At the viewpoint B, the video signal switching circuit 6 selects the video signal of the video camera 3 instead of the video camera 1 (dotted line), the signal of the video camera 3 is sent to the projector 7, and the video camera 2 is sent to the projector 8. Signal is projected. At this time, the image of the video camera 2 is displayed on the L pixel and the image of the video camera 3 is displayed on the R pixel on the lenticular plate. The image is recognized.

At the viewpoint C, the video signal switching circuit 6 selects the video signal of the video camera 4 instead of the video camera 2 (dashed line), and the signal of the video camera 3 is sent to the projector 7 and the video signal is sent to the projector 8. The signal from the camera 4 is projected. At this time, the image of the video camera 4 is displayed on the L pixel and the image of the video camera 3 is displayed on the R pixel on the lenticular plate, and they are displayed by the lens action on the right eye and the left eye, respectively. The image is recognized.

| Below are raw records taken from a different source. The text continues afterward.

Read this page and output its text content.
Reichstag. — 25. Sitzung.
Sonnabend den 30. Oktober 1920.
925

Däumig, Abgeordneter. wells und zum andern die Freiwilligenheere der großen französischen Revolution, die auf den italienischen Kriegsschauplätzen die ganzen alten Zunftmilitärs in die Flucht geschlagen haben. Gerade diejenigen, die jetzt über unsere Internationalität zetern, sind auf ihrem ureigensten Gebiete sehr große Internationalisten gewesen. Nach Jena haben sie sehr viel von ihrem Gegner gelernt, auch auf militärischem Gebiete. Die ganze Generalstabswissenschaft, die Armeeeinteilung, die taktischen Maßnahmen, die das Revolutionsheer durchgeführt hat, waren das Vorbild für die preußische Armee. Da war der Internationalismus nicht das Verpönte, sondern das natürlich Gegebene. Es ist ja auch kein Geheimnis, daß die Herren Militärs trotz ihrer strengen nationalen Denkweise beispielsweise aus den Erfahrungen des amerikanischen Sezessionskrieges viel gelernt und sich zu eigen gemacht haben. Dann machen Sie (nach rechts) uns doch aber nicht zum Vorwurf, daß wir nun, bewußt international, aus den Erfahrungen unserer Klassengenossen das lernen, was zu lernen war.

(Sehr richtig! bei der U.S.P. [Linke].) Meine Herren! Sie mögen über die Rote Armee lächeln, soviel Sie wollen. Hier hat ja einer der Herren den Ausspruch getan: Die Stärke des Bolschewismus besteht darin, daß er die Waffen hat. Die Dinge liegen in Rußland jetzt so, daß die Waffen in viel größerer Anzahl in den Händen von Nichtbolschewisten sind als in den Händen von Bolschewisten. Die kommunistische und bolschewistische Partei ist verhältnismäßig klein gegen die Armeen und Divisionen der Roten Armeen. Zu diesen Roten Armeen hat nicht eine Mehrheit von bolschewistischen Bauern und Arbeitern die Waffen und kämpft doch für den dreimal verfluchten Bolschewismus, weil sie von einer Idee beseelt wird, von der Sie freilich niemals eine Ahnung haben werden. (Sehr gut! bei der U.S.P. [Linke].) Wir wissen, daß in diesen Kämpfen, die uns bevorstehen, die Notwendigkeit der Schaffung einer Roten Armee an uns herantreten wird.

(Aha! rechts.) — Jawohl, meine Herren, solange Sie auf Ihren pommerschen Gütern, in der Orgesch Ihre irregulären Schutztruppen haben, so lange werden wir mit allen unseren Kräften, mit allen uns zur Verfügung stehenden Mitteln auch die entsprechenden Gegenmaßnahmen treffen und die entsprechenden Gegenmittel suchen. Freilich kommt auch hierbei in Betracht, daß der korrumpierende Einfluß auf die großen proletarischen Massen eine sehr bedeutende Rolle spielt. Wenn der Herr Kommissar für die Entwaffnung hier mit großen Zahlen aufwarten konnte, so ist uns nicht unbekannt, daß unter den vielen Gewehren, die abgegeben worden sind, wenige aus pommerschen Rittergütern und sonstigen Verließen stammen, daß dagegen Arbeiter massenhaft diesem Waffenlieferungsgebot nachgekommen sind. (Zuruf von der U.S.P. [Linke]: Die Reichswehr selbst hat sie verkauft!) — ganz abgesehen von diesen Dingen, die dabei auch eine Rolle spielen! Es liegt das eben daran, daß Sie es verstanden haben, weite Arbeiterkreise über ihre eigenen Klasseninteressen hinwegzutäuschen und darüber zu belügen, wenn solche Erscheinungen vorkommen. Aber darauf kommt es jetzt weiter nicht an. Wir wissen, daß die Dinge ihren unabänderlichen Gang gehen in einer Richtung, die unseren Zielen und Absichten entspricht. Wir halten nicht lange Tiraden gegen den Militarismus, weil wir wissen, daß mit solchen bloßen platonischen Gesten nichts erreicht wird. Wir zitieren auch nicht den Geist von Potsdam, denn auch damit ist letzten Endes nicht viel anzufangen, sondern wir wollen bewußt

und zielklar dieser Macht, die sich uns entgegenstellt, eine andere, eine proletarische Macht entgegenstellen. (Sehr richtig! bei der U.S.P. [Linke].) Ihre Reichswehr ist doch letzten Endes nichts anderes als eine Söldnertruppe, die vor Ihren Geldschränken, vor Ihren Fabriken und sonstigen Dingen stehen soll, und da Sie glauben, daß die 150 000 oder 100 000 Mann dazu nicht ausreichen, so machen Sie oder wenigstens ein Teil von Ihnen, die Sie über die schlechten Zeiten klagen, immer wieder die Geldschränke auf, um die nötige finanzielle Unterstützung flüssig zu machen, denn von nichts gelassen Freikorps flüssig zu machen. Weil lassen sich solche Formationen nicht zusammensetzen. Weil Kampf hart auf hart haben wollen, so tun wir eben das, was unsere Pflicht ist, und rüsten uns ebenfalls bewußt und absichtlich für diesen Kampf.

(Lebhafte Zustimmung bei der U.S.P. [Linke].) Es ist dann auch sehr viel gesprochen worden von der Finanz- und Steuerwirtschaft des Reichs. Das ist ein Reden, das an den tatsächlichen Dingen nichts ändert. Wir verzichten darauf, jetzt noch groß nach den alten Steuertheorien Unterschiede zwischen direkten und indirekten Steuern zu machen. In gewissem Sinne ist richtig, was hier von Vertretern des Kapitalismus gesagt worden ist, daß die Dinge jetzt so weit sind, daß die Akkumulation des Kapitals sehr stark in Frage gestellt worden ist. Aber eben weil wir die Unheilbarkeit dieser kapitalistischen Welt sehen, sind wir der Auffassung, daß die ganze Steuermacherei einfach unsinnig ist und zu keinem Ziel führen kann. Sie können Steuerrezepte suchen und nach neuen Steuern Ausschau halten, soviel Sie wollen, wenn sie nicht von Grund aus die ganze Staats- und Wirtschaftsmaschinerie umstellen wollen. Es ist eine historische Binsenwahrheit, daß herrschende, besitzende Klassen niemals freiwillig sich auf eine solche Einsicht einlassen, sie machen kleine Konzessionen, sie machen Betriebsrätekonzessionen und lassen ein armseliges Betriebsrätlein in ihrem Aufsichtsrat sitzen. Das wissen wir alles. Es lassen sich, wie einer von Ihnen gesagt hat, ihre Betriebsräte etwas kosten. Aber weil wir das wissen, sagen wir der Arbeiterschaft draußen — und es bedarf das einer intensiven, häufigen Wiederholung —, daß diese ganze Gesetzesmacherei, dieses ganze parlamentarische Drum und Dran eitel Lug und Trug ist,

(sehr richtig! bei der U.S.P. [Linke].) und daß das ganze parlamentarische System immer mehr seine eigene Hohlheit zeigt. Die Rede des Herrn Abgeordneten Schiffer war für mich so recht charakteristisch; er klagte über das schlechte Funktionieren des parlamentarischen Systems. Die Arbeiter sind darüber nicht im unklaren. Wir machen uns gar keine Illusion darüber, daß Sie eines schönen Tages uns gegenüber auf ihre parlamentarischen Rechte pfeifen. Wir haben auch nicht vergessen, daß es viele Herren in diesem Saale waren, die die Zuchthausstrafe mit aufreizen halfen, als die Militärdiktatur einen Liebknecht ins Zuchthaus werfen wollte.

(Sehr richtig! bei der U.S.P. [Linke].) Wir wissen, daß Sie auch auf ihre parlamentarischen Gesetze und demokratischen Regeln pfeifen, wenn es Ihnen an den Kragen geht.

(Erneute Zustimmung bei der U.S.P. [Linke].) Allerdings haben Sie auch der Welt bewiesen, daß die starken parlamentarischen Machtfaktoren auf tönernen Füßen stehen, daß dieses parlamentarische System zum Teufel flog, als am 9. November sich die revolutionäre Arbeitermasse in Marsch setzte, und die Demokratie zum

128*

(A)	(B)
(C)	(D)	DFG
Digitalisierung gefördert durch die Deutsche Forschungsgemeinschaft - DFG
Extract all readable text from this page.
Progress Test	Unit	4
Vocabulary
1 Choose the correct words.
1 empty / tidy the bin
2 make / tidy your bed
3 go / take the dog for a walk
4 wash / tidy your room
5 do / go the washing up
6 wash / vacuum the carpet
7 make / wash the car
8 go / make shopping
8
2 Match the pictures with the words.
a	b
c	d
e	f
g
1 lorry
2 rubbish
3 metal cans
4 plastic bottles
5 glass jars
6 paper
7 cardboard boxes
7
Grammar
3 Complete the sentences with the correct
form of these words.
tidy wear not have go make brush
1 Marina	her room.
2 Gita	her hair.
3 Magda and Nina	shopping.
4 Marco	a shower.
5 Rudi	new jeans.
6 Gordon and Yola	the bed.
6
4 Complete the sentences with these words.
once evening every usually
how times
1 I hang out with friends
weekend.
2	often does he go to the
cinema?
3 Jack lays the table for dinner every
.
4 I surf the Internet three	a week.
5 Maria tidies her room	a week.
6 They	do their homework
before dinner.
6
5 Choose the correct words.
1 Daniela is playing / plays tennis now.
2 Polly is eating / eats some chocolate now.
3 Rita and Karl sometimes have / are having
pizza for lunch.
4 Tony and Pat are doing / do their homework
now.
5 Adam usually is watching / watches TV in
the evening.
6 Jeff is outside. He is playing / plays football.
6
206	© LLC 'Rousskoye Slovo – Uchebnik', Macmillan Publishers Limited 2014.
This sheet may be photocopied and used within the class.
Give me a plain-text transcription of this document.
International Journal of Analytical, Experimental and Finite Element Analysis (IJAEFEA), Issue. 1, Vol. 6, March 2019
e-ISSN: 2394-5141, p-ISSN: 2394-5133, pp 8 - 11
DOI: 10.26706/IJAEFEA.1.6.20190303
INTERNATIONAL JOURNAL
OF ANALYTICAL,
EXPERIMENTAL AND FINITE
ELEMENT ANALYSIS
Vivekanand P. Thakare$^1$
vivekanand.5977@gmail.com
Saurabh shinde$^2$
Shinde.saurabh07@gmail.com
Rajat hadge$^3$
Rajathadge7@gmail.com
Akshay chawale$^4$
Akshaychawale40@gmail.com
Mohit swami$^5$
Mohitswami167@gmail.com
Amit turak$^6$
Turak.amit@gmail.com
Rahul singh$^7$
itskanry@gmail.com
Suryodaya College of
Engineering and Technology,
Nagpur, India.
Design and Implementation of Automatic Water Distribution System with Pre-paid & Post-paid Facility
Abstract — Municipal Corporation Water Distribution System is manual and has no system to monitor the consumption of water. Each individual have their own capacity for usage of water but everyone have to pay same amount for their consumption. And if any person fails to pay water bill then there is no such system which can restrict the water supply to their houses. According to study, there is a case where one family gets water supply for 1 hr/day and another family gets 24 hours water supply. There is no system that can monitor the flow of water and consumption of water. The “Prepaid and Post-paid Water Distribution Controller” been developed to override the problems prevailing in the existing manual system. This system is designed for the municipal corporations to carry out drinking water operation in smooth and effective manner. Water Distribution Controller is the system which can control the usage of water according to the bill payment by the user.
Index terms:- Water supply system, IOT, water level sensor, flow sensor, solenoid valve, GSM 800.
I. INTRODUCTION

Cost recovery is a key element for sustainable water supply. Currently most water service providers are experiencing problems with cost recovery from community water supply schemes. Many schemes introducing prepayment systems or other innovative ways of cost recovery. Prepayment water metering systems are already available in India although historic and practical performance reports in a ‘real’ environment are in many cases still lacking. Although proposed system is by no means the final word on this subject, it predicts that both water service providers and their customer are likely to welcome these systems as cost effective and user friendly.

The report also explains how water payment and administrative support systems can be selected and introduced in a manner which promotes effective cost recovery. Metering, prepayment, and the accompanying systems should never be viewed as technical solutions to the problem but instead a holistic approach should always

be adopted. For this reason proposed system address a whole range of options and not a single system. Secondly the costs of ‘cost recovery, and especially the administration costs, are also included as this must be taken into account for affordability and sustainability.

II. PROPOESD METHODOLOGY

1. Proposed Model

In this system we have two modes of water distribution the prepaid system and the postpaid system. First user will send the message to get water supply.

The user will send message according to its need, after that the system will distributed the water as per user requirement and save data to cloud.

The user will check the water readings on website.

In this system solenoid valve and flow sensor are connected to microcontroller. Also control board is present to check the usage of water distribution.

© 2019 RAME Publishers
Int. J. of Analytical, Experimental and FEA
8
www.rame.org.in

In this embodiment, four video cameras are arranged at a pitch of both eyes and two projectors are arranged at both eyes. However, the present invention is naturally limited to the number and installation of video cameras and projectors. It is not limited to intervals. Generally, when the number of video cameras is increased, the viewing area for stereoscopic viewing is expanded. If the installation interval is made narrower than the distance between both eyes together with the number of video cameras and projectors, a natural stereoscopic image with less jumping of images can be visually recognized.

[0019]

As is apparent from the above description, according to the present invention, means for detecting the viewpoint position of the display screen and a plurality of binocular parallax images are formed from a large number of video signals based on the detection result. By providing means for selecting and displaying video signals,
When the viewpoint position moves to the side lobe image, it is configured to switch from a large number of video signals to a video signal that becomes a binocular parallax image corresponding to the viewpoint position. Since the parallax image can be displayed, there is an advantage that a multi-view three-dimensional display device having a wide viewing area can be realized at low cost. Further, there is an advantage that the geometrical correspondence between the viewpoint position and the stereoscopic image is close to the correspondence with the real object, and a stereoscopic image without a sense of discomfort can be obtained.

[Brief description of drawings]

FIG. 1 is a schematic view of a three-dimensional display device according to an embodiment of the present invention.

FIG. 2 shows a layout of cameras for obtaining a multi-directional parallax image.

FIG. 3 is a diagram showing a video signal switching method.

FIG. 4 is a principle diagram of a multi-view three-dimensional display device.

FIG. 5 is a principle diagram of a multi-view three-dimensional display device.

FIG. 6 is a principle diagram of a multi-view three-dimensional display device.

FIG. 7 is a diagram illustrating a side lobe image.

FIG. 8 is a diagram illustrating a sidelobe image.

[Explanation of symbols]

 1 Video Camera 2 Video Camera 3 Video Camera 4 Video Camera 5 Viewpoint Position Detection Circuit 6 Video Signal Switching Circuit 7 Projector 8 Projector 9 Lenticular Plate

Claims (1)

[Claims] 1. A means for detecting a viewpoint position of a viewer in a three-dimensional display device using a multi-directional binocular parallax image captured by n video cameras and a lenticular plate in which cylindrical lenses are arranged. And means for selecting and displaying a plurality of binocular parallax images from n video signals based on the detection result, and when the viewpoint position moves to the side lobe of the lenticular plate, the n video signals are displayed. A three-dimensional display device characterized in that a binocular parallax image corresponding to a viewpoint position is switched from a signal to be displayed.